The Artist with his Wife Lola and his Daughters Marion and Gabriele (1903)
Städtische Galerie im Lenbachhaus

My recent blogs have in some ways been connected.  I will be in the middle of researching one artist when I come across another, who I feel I just cannot ignore and so my next featured artist has already been decided upon before I have completed my research on the current one.  A few blogs back I looked at the life of Frida Kahlo.  Whilst looking at literature concerning her and other female artists I came across Gabriele Münter and from her I focused on her one-time lover Wassily Kandinsky.  On looking at his life I found that one of his early art tutors was Franz von Stuck and he was the subject of my last blog.  I had decided to stop this train of thought when choosing a new artist but then during my research on von Stuck I stumbled across a contemporary of his, Franz von Lenbach and although I had decided to stop this system of choosing artists I found his portraiture awesome, especially his depiction of his own family.  I just could not pass up the chance of introducing this German painter to you and share with you some of his wonderful family portraiture.

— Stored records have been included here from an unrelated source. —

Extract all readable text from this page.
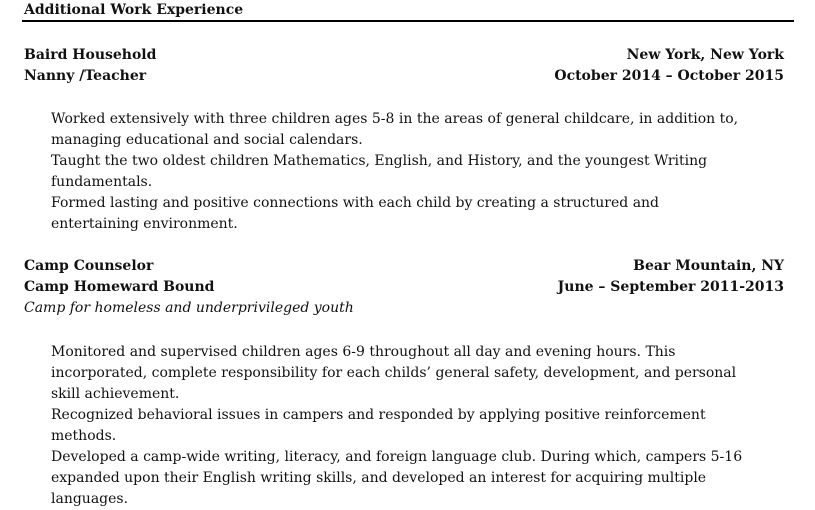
Additional Work Experience
Baird Household	New York, New York
Nanny /Teacher	October 2014 – October 2015

Worked extensively with three children ages 5-8 in the areas of general childcare, in addition to, managing educational and social calendars.

Taught the two oldest children Mathematics, English, and History, and the youngest Writing fundamentals.

Formed lasting and positive connections with each child by creating a structured and entertaining environment.

Camp Counselor	Bear Mountain, NY
Camp Homeward Bound	June – September 2011-2013
Camp for homeless and underprivileged youth

Monitored and supervised children ages 6-9 throughout all day and evening hours. This incorporated, complete responsibility for each childs’ general safety, development, and personal skill achievement.

Recognized behavioral issues in campers and responded by applying positive reinforcement methods.

Developed a camp-wide writing, literacy, and foreign language club. During which, campers 5-16 expanded upon their English writing skills, and developed an interest for acquiring multiple languages.
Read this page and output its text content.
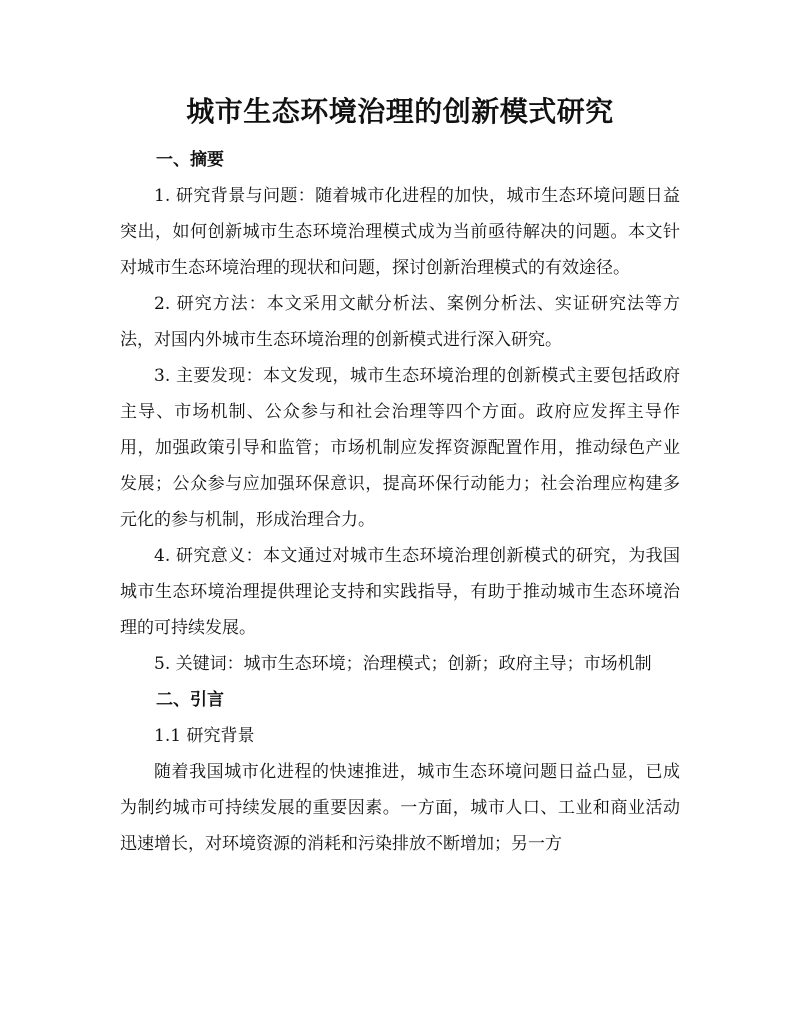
城市生态环境治理的创新模式研究
一、摘要

1. 研究背景与问题：随着城市化进程的加快，城市生态环境问题日益突出，如何创新城市生态环境治理模式成为当前亟待解决的问题。本文针对城市生态环境治理的现状和问题，探讨创新治理模式的有效途径。

2. 研究方法：本文采用文献分析法、案例分析法、实证研究法等方法，对国内外城市生态环境治理的创新模式进行深入研究。

3. 主要发现：本文发现，城市生态环境治理的创新模式主要包括政府主导、市场机制、公众参与和社会治理等四个方面。政府应发挥主导作用，加强政策引导和监管；市场机制应发挥资源配置作用，推动绿色产业发展；公众参与应加强环保意识，提高环保行动能力；社会治理应构建多元化的参与机制，形成治理合力。

4. 研究意义：本文通过对城市生态环境治理创新模式的研究，为我国城市生态环境治理提供理论支持和实践指导，有助于推动城市生态环境治理的可持续发展。

5. 关键词：城市生态环境；治理模式；创新；政府主导；市场机制

二、引言

1.1 研究背景

随着我国城市化进程的快速推进，城市生态环境问题日益凸显，已成为制约城市可持续发展的重要因素。一方面，城市人口、工业和商业活动迅速增长，对环境资源的消耗和污染排放不断增加；另一方
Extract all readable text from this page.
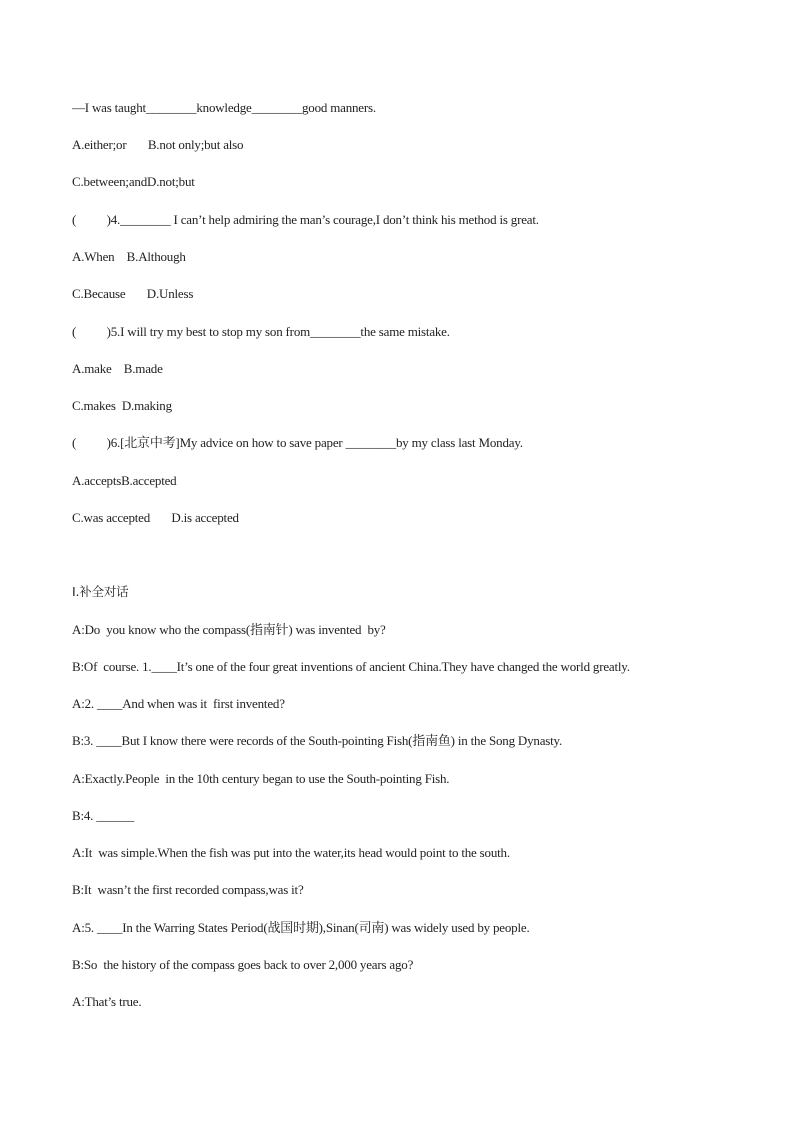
—I was taught________knowledge________good manners.
A.either;or       B.not only;but also
C.between;andD.not;but
(          )4.________ I can’t help admiring the man’s courage,I don’t think his method is great.
A.When    B.Although
C.Because       D.Unless
(          )5.I will try my best to stop my son from________the same mistake.
A.make    B.made
C.makes  D.making
(          )6.[北京中考]My advice on how to save paper ________by my class last Monday.
A.acceptsB.accepted
C.was accepted       D.is accepted
Ⅰ.补全对话
A:Do  you know who the compass(指南针) was invented  by?
B:Of  course. 1.____It’s one of the four great inventions of ancient China.They have changed the world greatly.
A:2. ____And when was it  first invented?
B:3. ____But I know there were records of the South-pointing Fish(指南鱼) in the Song Dynasty.
A:Exactly.People  in the 10th century began to use the South-pointing Fish.
B:4. ______
A:It  was simple.When the fish was put into the water,its head would point to the south.
B:It  wasn’t the first recorded compass,was it?
A:5. ____In the Warring States Period(战国时期),Sinan(司南) was widely used by people.
B:So  the history of the compass goes back to over 2,000 years ago?
A:That’s true.
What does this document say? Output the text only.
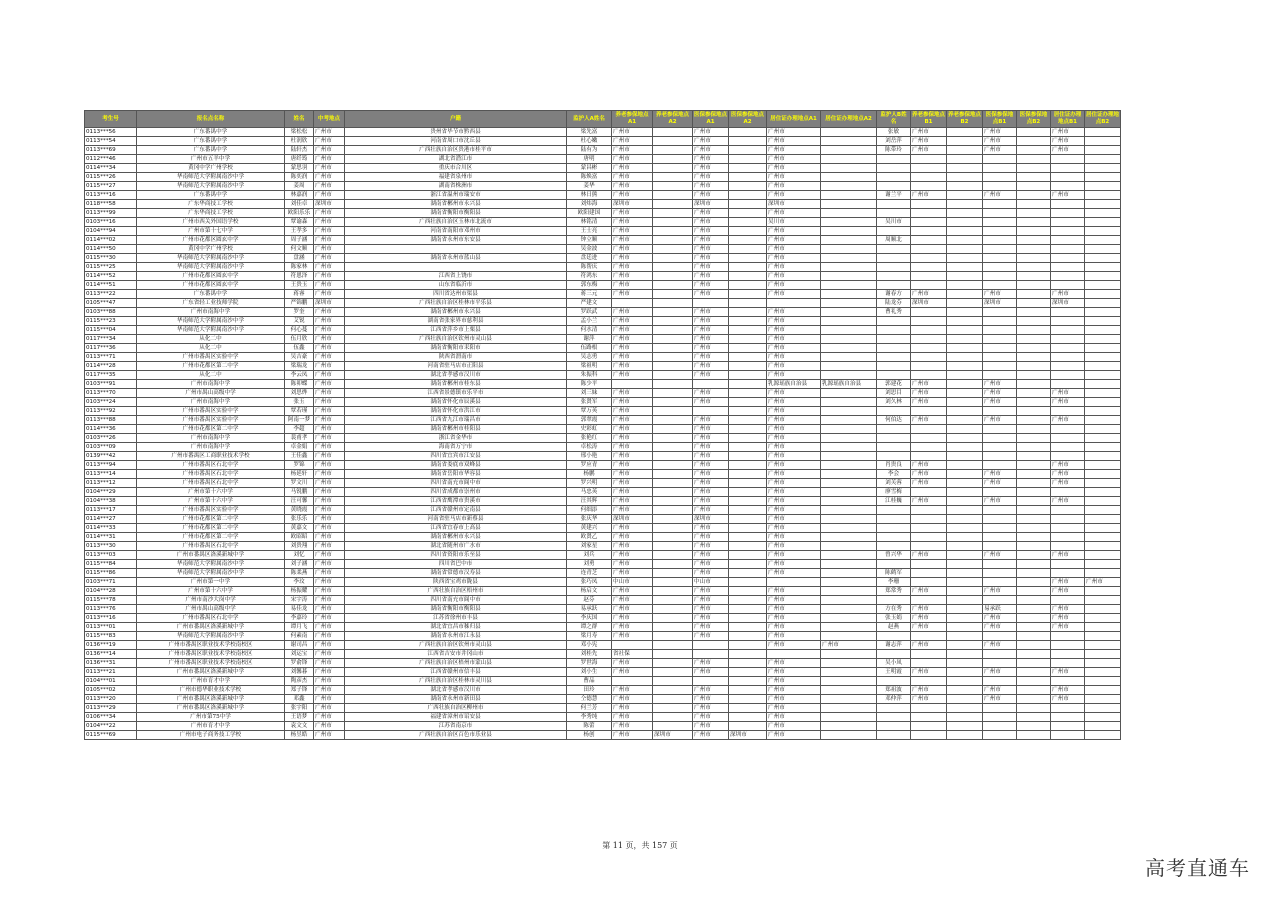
考生号	报名点名称	姓名	中考地点	户籍	监护人A姓名	养老参保地点A1	养老参保地点A2	医保参保地点A1	医保参保地点A2	居住证办理地点A1	居住证办理地点A2	监护人B姓名	养老参保地点B1	养老参保地点B2	医保参保地点B1	医保参保地点B2	居住证办理地点B1	居住证办理地点B2
0113***56	广东番禺中学	梁松松	广州市	贵州省毕节市黔西县	梁先富	广州市		广州市		广州市		张敏	广州市		广州市		广州市	
0113***54	广东番禺中学	杜润欣	广州市	河南省周口市沈丘县	杜心嫩	广州市		广州市		广州市		刘岳萍	广州市		广州市		广州市	
0113***69	广东番禺中学	陆轩杰	广州市	广西壮族自治区贵港市桂平市	陆有为	广州市		广州市		广州市		陈带玲	广州市		广州市		广州市	
0112***46	广州市五羊中学	唐纤筠	广州市	湖北省潜江市	唐明	广州市		广州市		广州市								
0114***34	黄冈中学广州学校	蒙思羽	广州市	重庆市合川区	蒙昌彬	广州市		广州市		广州市								
0115***26	华南师范大学附属南沙中学	陈奕润	广州市	福建省泉州市	陈焕富	广州市		广州市		广州市								
0115***27	华南师范大学附属南沙中学	姜周	广州市	湖南省株洲市	姜华	广州市		广州市		广州市								
0113***16	广东番禺中学	林嘉润	广州市	浙江省温州市瑞安市	林日熊	广州市		广州市		广州市		谢兰平	广州市		广州市		广州市	
0118***58	广东华商技工学校	刘佳卓	深圳市	湖南省郴州市永兴县	刘炜海	深圳市		深圳市		深圳市								
0113***99	广东华商技工学校	欧阳乐乐	广州市	湖南省衡阳市衡阳县	欧阳建国	广州市		广州市		广州市								
0103***16	广州市西关外国语学校	覃谕森	广州市	广西壮族自治区玉林市北流市	林铭清	广州市		广州市		吴川市		吴川市						
0104***94	广州市第十七中学	王孝多	广州市	河南省南阳市邓州市	王士亮	广州市		广州市		广州市								
0114***02	广州市花都区圆玄中学	周子涵	广州市	湖南省永州市东安县	钟立顺	广州市		广州市		广州市		周顺北						
0114***50	黄冈中学广州学校	何文顺	广州市		吴金波	广州市		广州市		广州市								
0115***30	华南师范大学附属南沙中学	盘涵	广州市	湖南省永州市蓝山县	盘廷进	广州市		广州市		广州市								
0115***25	华南师范大学附属南沙中学	陈家林	广州市		陈帮庆	广州市		广州市		广州市								
0114***52	广州市花都区圆玄中学	符恩泽	广州市	江西省上饶市	符鸿东	广州市		广州市		广州市								
0114***51	广州市花都区圆玄中学	王贵玉	广州市	山东省临沂市	郭东梅	广州市		广州市		广州市								
0113***22	广东番禺中学	蒋睿	广州市	四川省达州市渠县	蒋三元	广州市		广州市		广州市		谢春方	广州市		广州市		广州市	
0105***47	广东省轻工业技师学院	严锦鹏	深圳市	广西壮族自治区桂林市平乐县	严建文							陆龙芬	深圳市		深圳市		深圳市	
0103***88	广州市南海中学	罗奎	广州市	湖南省郴州市永兴县	罗跃武	广州市		广州市		广州市		曹礼秀						
0115***23	华南师范大学附属南沙中学	艾锐	广州市	湖南省张家界市慈利县	孟小兰	广州市		广州市		广州市								
0115***04	华南师范大学附属南沙中学	何心蔓	广州市	江西省萍乡市上栗县	何水清	广州市		广州市		广州市								
0117***34	从化二中	伍月欣	广州市	广西壮族自治区钦州市灵山县	谢萍	广州市		广州市		广州市								
0117***36	从化二中	伍鑫	广州市	湖南省衡阳市耒阳市	伍路根	广州市		广州市		广州市								
0113***71	广州市番禺区实验中学	吴吉豪	广州市	陕西省渭南市	吴志勇	广州市		广州市		广州市								
0114***28	广州市花都区第二中学	梁瑞龙	广州市	河南省驻马店市正阳县	梁祖明	广州市		广州市		广州市								
0117***35	从化二中	李云凤	广州市	湖北省孝感市汉川市	朱振科	广州市		广州市		广州市								
0103***91	广州市南海中学	陈卯蝶	广州市	湖南省郴州市桂东县	陈少平					乳源瑶族自治县	乳源瑶族自治县	郭建花	广州市		广州市			
0113***70	广州市禺山高级中学	刘思烨	广州市	江西省景德镇市乐平市	刘三妹	广州市		广州市		广州市		刘思目	广州市		广州市		广州市	
0103***24	广州市南海中学	张玉	广州市	湖南省怀化市辰溪县	张贤军	广州市		广州市		广州市		刘久林	广州市		广州市		广州市	
0113***92	广州市番禺区实验中学	覃若瑾	广州市	湖南省怀化市洪江市	覃万英	广州市				广州市								
0113***88	广州市番禺区实验中学	阿南一梦	广州市	江西省九江市瑞昌市	郭翠霞	广州市		广州市		广州市		何伯达	广州市		广州市		广州市	
0114***36	广州市花都区第二中学	李超	广州市	湖南省郴州市桂阳县	史彩虹	广州市		广州市		广州市								
0103***26	广州市南海中学	裴甫孝	广州市	浙江省金华市	张艳红	广州市		广州市		广州市								
0103***09	广州市南海中学	卓金娟	广州市	海南省万宁市	卓松涛	广州市		广州市		广州市								
0139***42	广州市番禺区工商职业技术学校	王佳鑫	广州市	四川省宜宾市江安县	邢小艳	广州市		广州市		广州市								
0113***94	广州市番禺区石北中学	罗锦	广州市	湖南省娄底市双峰县	罗应青	广州市		广州市		广州市		肖贵良	广州市				广州市	
0113***14	广州市番禺区石北中学	杨延轩	广州市	湖南省岳阳市华容县	杨鹏	广州市		广州市		广州市		李会	广州市		广州市		广州市	
0113***12	广州市番禺区石北中学	罗文川	广州市	四川省南充市阆中市	罗兴明	广州市		广州市		广州市		刘芙蓉	广州市		广州市		广州市	
0104***29	广州市第十六中学	马锐鹏	广州市	四川省成都市崇州市	马忠英	广州市		广州市		广州市		廖雪梅						
0104***38	广州市第十六中学	汪可馨	广州市	江西省鹰潭市贵溪市	汪其辉	广州市		广州市		广州市		江桂巍	广州市		广州市		广州市	
0113***17	广州市番禺区实验中学	黄晓霞	广州市	江西省赣州市定南县	何细添	广州市		广州市		广州市								
0114***27	广州市花都区第二中学	张乐乐	广州市	河南省驻马店市新蔡县	张庆华	深圳市		深圳市		广州市								
0114***33	广州市花都区第二中学	黄嘉文	广州市	江西省宜春市上高县	黄建兴	广州市		广州市		广州市								
0114***31	广州市花都区第二中学	欧昭昭	广州市	湖南省郴州市永兴县	欧贤乙	广州市		广州市		广州市								
0113***30	广州市番禺区石北中学	刘贵翔	广州市	湖北省随州市广水市	刘家星	广州市		广州市		广州市								
0113***03	广州市番禺区洛溪新城中学	刘忆	广州市	四川省资阳市乐至县	刘兵	广州市		广州市		广州市		曾兴华	广州市		广州市		广州市	
0115***84	华南师范大学附属南沙中学	刘子涵	广州市	四川省巴中市	刘勇	广州市		广州市		广州市								
0115***86	华南师范大学附属南沙中学	陈柔燕	广州市	湖南省常德市汉寿县	连青芝	广州市		广州市		广州市		陈鹤军						
0103***71	广州市第一中学	李玟	广州市	陕西省宝鸡市陇县	张巧凤	中山市		中山市				李珊					广州市	广州市
0104***28	广州市第十六中学	杨振耀	广州市	广西壮族自治区梧州市	杨启文	广州市		广州市		广州市		郑常秀	广州市		广州市		广州市	
0115***78	广州市南沙大岗中学	宋宇涛	广州市	四川省南充市阆中市	赵芬	广州市		广州市		广州市								
0113***76	广州市禺山高级中学	易佳龙	广州市	湖南省衡阳市衡阳县	易承跃	广州市		广州市		广州市		方在秀	广州市		易承跃		广州市	
0113***16	广州市番禺区石北中学	李嘉玲	广州市	江苏省徐州市丰县	李庆国	广州市		广州市		广州市		张玉娟	广州市		广州市		广州市	
0113***01	广州市番禺区洛溪新城中学	谭月飞	广州市	湖北省宜昌市秭归县	谭之群	广州市		广州市		广州市		赵燕	广州市		广州市		广州市	
0115***83	华南师范大学附属南沙中学	何素南	广州市	湖南省永州市江永县	梁月寿	广州市		广州市		广州市								
0136***19	广州市番禺区职业技术学校南校区	谢司昌	广州市	广西壮族自治区钦州市灵山县	邓小宪					广州市	广州市	谢志萍	广州市		广州市			
0136***14	广州市番禺区职业技术学校南校区	刘运宝	广州市	江西省吉安市井冈山市	刘桂先	省社保												
0136***31	广州市番禺区职业技术学校南校区	罗俞锋	广州市	广西壮族自治区梧州市蒙山县	罗世海	广州市		广州市		广州市		吴小凤						
0113***21	广州市番禺区洛溪新城中学	刘馨暮	广州市	江西省赣州市信丰县	刘小生	广州市		广州市		广州市		王明霞	广州市		广州市		广州市	
0104***01	广州市育才中学	陶彦杰	广州市	广西壮族自治区桂林市灵川县	曹品					广州市								
0105***02	广州市德华职业技术学校	郑子锋	广州市	湖北省孝感市汉川市	田玲	广州市		广州市		广州市		郑祖波	广州市		广州市		广州市	
0113***20	广州市番禺区洛溪新城中学	邓鑫	广州市	湖南省永州市新田县	仝德慧	广州市		广州市		广州市		邓仲萍	广州市		广州市		广州市	
0113***29	广州市番禺区洛溪新城中学	张宇阳	广州市	广西壮族自治区柳州市	何兰芳	广州市		广州市		广州市								
0106***34	广州市第75中学	王语梦	广州市	福建省漳州市诏安县	李秀纯	广州市		广州市		广州市								
0104***22	广州市育才中学	袁文文	广州市	江苏省南京市	陈蕾	广州市		广州市		广州市								
0115***69	广州市电子商务技工学校	杨昱皓	广州市	广西壮族自治区百色市乐业县	杨创	广州市	深圳市	广州市	深圳市	广州市								
第 11 页，共 157 页
高考直通车
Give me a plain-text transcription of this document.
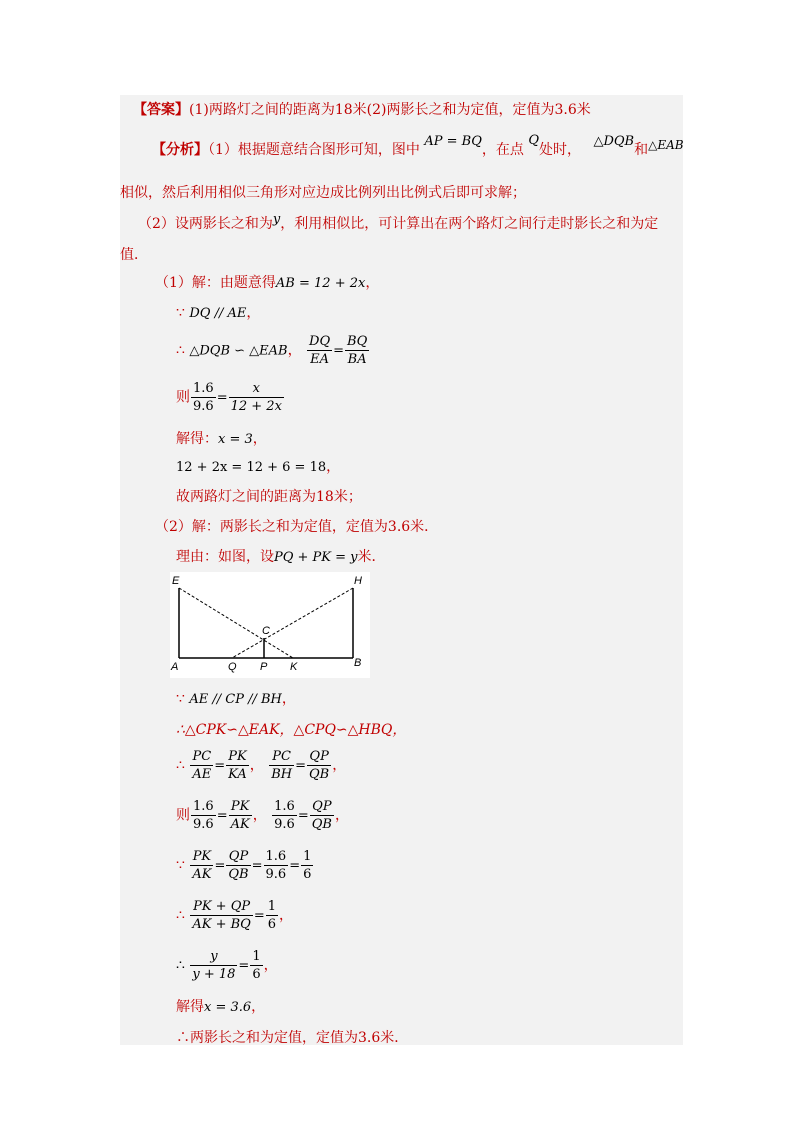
【答案】(1)两路灯之间的距离为18米(2)两影长之和为定值，定值为3.6米
【分析】（1）根据题意结合图形可知，图中 AP = BQ，在点 Q处时， △DQB和△EAB
相似，然后利用相似三角形对应边成比例列出比例式后即可求解；
（2）设两影长之和为y，利用相似比，可计算出在两个路灯之间行走时影长之和为定
值．
（1）解：由题意得AB = 12 + 2x，
∵ DQ // AE，
∴ △DQB ∽ △EAB， $\frac{DQ}{EA} = \frac{BQ}{BA}$
则 $\frac{1.6}{9.6} = \frac{x}{12 + 2x}$
解得：x = 3，
12 + 2x = 12 + 6 = 18，
故两路灯之间的距离为18米；
（2）解：两影长之和为定值，定值为3.6米．
理由：如图，设PQ + PK = y米．
E	H
C
A	Q P K	B
∵ AE // CP // BH，
∴△CPK∽△EAK，△CPQ∽△HBQ，
∴ $\frac{PC}{AE} = \frac{PK}{KA}$ ， $\frac{PC}{BH} = \frac{QP}{QB}$ ，
则 $\frac{1.6}{9.6} = \frac{PK}{AK}$ ， $\frac{1.6}{9.6} = \frac{QP}{QB}$ ，
∵ $\frac{PK}{AK} = \frac{QP}{QB} = \frac{1.6}{9.6} = \frac{1}{6}$
∴ $\frac{PK + QP}{AK + BQ} = \frac{1}{6}$ ，
∴ $\frac{y}{y + 18} = \frac{1}{6}$ ，
解得x = 3.6，
∴两影长之和为定值，定值为3.6米．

Marion Lenbach by Franz Lenbach

Franz Lenbach or to give him his full title, after ennoblement, Franz-Seraph Ritter von Lenbach was born in 1836 in the small town of Schrobenhausen which lies about forty miles north of Munich.  His father was a master builder and stonemason.  Initially Franz had planned to follow in his father’s footsteps and become a master builder himself and accordingly in his early teens, he enrolled at the Landshut Technical College to study the art of stone masonry and architecture.  At the age of fifteen he began to concentrate on sculpture and started to work in the studios of the German sculptor, Anselm Sickinger.  If it had not been for his elder brother, Karl August Lenbach, who was a painter, then maybe Franz would have carried on in his father’s profession.  However his brother introduced him to John Baptist Hofner, the German painter of animal and genre scenes and who had previously studied at the Akademie der Bildenden Künsten in Munich and it was he who introduced Franz Lenbach to drawing and painting.  Hofner and Franz Lenbach would often spend time going off together on painting trips and Hofner taught Lenbach the skills of en plein air painting.

Marion With Cat by Franz Lenbach

For Franz Lenbach to gain admission to the Akademie der Bildenden Künsten he needed some formal groundwork training in art and so, in 1852,  at the age of sixteen, he enrolled at the Polytechnische Schule in Augsburg, following which he trained in the studio of Albert Gräfle, the Munich portraitist.  Finally Franz enrolled at the Munich Academy of Fine Arts in 1854.  Three years later he was studying under the great German historical painter Karl Theodore Piloty.  From the sale of one of Lenbach’s works, Peasants Trying to Take Shelter from a Thunderstorm in a Chapel and a scholarship, he managed to accumulate enough funds to go Rome with Piloty and Piloty’s brother Ferdinand, who was also an artist.  So impressed was Theodor Piloty with the artistic talents of Lenbach that in 1860, he put Lenbach’s name forward for the post of professorship of the Kunstschule in Weimar, which had just been opened.  Lenbach took the position and remained there for two years but by the end of this tenure he realised that life in academia as an art professor was not for him.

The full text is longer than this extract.